All’improvviso Jaan si voltò e ritornò dentro, lasciando Dirk da solo sul balcone con i venti della bianca città del crepuscolo e la musica di Lamiya-Bailis. Lontano, sull’orizzonte si alzavano le bianche mani tese, che trattenevano la foresta usurpante. Dirk le studiò, pensoso, riflettendo sulle parole di Vikary.

Dopo qualche minuto il Kavalar ritornò, con gli occhi asciutti e la faccia priva di emozioni. «Mi dispiace», cominciò.

«Non è necessario…».

«Dobbiamo arrivare al punto cruciale, t’Larien. Che Garse mi dia la caccia o no, abbiamo sempre dei vantaggi formidabili. Abbiamo le armi, ammesso che ci sia da combattere, ma non c’è chi le può usare. Gwen è una brava tiratrice, abbastanza coraggiosa, ma è ferita e non sta bene in piedi. E tu… mi posso fidare di te? Te lo dico chiaro. Ho già avuto fiducia in te una volta e tu mi hai tradito».

«Come faccio a rispondere a questa domanda?», disse Dirk. «Tu non sei costretto a credere a tutte le promesse che faccio. Ma anche i Braith mi volevano uccidere, ti ricordi? E volevano uccidere anche Gwen. O magari credi che avrei tradito anche lei con la stessa…». Si fermò terrorizzato da ciò che stava dicendo.

«… con la stessa facilità con cui lo hai fatto a me», terminò per lui Vikary con un sorriso duro. «Sei piuttosto schietto. No, t’Larien, non penso che tu avresti tradito Gwen. Comunque non pensavo che tu ci avresti abbandonato, nemmeno quando io ti avevo nominato keth e tu avevi accettato il nome. Noi non avremmo duellato, se non fosse stato per te».

Dirk annui. «Lo so. Forse ho fatto un errore. Non lo so. Però sarei morto, se avessi avuto fiducia in te».

«Moriva un keth di Ferrogiada, con onore».

Dirk sorrise. «Gwen mi attraeva più della morte. Speravo che tu lo avresti capito questo».

«Infatti. Alla fine lei è ancora in mezzo a noi. Guarda in faccia la realtà, renditene conto. Prima o poi lei dovrà scegliere».

«Lei aveva scelto, Jaan, quando era venuta via con me.

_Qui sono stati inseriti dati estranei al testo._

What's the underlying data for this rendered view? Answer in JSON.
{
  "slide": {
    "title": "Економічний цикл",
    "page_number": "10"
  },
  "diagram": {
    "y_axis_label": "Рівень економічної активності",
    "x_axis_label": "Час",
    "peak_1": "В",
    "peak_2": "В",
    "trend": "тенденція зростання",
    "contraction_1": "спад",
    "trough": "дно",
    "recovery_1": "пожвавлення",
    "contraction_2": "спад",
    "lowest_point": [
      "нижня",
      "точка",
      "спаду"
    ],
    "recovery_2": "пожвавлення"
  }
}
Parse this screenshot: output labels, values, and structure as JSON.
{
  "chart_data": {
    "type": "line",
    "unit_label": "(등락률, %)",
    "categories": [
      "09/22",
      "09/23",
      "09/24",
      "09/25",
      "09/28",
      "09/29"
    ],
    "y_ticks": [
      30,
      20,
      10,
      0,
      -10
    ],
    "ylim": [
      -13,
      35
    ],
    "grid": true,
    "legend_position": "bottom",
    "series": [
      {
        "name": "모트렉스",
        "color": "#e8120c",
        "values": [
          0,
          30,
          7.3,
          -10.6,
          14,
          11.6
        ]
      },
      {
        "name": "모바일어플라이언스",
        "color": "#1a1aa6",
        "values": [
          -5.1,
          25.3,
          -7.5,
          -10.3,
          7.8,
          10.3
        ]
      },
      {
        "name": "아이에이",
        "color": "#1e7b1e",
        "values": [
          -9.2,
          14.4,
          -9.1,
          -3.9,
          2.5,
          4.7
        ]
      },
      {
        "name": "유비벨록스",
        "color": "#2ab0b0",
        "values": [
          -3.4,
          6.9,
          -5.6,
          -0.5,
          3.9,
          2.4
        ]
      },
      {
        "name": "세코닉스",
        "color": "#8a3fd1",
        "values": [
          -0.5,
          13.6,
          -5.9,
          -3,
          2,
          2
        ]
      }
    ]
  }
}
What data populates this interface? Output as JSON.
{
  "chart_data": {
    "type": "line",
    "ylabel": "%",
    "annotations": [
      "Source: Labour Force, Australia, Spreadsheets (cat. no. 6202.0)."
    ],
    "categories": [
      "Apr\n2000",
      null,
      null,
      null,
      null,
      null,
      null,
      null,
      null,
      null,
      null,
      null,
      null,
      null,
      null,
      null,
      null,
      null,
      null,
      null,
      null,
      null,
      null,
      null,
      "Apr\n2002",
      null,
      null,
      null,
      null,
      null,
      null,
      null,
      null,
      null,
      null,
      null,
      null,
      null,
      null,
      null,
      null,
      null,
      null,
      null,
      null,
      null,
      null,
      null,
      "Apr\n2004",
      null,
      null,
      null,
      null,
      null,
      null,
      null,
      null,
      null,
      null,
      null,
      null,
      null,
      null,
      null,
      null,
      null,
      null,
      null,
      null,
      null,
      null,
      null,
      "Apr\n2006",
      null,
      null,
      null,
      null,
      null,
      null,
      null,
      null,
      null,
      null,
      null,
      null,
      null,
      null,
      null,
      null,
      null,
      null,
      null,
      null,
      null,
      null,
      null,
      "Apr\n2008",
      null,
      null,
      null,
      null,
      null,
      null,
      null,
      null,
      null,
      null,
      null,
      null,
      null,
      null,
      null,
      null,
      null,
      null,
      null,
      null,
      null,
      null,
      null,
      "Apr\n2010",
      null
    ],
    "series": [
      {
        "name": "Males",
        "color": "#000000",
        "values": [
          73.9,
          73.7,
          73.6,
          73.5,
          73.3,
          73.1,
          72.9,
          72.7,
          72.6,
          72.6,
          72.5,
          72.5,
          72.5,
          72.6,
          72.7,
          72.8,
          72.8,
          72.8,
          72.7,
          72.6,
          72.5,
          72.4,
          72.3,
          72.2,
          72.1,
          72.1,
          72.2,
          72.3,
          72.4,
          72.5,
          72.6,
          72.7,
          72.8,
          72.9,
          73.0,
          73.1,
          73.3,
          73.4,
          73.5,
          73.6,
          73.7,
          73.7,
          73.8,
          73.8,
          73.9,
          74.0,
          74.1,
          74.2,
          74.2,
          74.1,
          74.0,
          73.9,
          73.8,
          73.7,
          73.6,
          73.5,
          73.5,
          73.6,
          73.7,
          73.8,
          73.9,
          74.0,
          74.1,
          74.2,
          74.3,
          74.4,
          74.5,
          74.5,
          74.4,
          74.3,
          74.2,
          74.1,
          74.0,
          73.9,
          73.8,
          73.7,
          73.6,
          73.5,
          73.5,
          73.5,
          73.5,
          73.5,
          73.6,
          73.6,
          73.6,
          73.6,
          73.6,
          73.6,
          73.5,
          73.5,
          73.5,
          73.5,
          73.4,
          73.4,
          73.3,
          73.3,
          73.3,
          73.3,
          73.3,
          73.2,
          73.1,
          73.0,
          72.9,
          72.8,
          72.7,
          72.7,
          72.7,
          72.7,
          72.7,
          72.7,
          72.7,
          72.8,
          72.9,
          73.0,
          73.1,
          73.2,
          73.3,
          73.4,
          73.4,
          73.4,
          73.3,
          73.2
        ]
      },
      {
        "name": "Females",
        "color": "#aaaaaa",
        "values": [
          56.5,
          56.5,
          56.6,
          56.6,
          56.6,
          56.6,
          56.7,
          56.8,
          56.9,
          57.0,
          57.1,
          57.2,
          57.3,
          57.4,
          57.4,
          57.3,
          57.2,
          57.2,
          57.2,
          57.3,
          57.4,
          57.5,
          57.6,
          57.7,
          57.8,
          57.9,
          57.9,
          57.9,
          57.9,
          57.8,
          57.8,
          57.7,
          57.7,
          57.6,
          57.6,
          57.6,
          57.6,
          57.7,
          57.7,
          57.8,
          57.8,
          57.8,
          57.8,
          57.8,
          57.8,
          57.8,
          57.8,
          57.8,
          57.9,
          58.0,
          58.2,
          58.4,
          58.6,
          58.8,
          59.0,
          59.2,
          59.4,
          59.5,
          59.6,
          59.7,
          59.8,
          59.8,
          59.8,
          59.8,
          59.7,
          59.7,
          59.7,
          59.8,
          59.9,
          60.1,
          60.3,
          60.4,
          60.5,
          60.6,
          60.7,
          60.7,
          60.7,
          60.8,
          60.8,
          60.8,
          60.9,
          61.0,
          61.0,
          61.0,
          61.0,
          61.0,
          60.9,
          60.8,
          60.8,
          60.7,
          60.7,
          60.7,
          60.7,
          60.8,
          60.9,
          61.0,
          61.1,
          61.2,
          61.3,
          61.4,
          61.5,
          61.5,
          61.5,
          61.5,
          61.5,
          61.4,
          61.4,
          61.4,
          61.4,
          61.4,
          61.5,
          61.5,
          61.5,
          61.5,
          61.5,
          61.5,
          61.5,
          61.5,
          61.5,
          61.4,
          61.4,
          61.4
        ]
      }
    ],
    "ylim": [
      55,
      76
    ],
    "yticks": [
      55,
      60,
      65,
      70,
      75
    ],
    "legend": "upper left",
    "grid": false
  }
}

Tu devi tener conto di questa realtà». Dirk lo disse in fretta, cocciutamente; si chiese fino a che punto ci credeva lui stesso.

«Ma lei non ha tolto la giada-e-argento», rispose Vikary. Poi fece un gesto impaziente. «Ma questo non è importante. Per questa volta ti voglio credere».

«Bene. Che cosa vuoi che faccia?».

«Qualcuno deve volare fino a Larteyn».

Dirk corrugò la fronte. «Perché continui a volermi spingere al suicidio, Jaan?».

«Non ho detto che avresti dovuto essere tu, t’Larien», disse Vikary. «Ci andrò io. Sarà pericoloso, sì, ma bisogna farlo».

«Perché?».

«Il Kimdissi».

«Ruark?». Dirk sì era quasi dimenticato il suo antico ospite co-cospiratore.

Vikary annuì. «È stato amico di Gwen fin dai tempi di Avalon. Anche se non gli sono mai piaciuto, né lui piace a me, tuttavia non posso abbandonarlo completamente. I Braith…».